Museum in Chicago, IL

The Peace Museum was a museum located in Chicago, Illinois, that was founded in 1981 by muralist Mark Rogovin and Marjorie Craig Benton, a former US UNICEF representative. Museum staff included Marianne Philbin, Paul Nebenzahl, Ruth Barrett, John Nawn, Kerry Cochrane, Sharon Queen, Sidney Schoenberger, Charles Thomas, Paul Murphy, LuAnne Lewandowski and Martin Moy. Terri Hemmert, Jann Wenner, Paul Caruso and Robin Caruso, Paul Natkin, Jim Hirsch, Aaron Freeman, V. J. McAleer, Harold Washington, Danny Davis, Susan Catania and Harle Montgomery contributed to the Museum's growth.

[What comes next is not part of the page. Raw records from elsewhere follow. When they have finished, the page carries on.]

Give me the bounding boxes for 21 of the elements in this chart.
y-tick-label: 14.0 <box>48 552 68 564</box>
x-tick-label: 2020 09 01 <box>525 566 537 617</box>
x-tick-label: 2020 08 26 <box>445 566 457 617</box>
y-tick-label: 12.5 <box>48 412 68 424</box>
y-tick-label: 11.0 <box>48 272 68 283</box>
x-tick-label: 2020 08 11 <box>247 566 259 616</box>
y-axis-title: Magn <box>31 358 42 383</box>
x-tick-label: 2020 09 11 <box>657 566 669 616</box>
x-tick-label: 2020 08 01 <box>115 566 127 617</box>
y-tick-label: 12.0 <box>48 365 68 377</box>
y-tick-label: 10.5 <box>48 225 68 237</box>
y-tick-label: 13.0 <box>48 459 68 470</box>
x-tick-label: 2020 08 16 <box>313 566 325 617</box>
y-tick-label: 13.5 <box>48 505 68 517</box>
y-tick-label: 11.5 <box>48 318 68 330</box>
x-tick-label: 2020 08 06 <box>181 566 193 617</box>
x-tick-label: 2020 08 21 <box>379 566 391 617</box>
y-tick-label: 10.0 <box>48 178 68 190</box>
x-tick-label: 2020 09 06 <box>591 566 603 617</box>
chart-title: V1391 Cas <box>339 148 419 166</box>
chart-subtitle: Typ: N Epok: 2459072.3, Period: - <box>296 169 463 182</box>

In 1982, The Peace Museum hosted Give Peace A Chance, a major exhibition about music and peace, featuring John Lennon's guitar inscribed with two drawings of John and Yoko Ono in Lennon's hand. Ono wrote the dedication to the book for the exhibition, published by Chicago Review Press. Also featured in the show were U2, Bob Marley, Holly Near, Joan Baez, Stevie Wonder, Country Joe McDonald, Harry Chapin, Pete Seeger and Graham Nash, among others.

Chicago's Peace Museum opened its doors in 1981 with an exhibition called "The Unforgettable Fire" which featured drawings from survivors of Hiroshima and Nagasaki atomic bombings. The exhibit drew the attention of U2, who held benefits for the museum and named their next album after the exhibition. The Museum also hosted poster exhibitions of the art of John Heartfield, Daumier and Gary Trudeau.

The Peace Museum was one of two peace museums in the US. The other, and the only one still operating, is the Dayton International Peace Museum.

The Peace Museum closed sometime around 2007. In 2011, a suit was brought by the State of Illinois to protect and distribute its collection.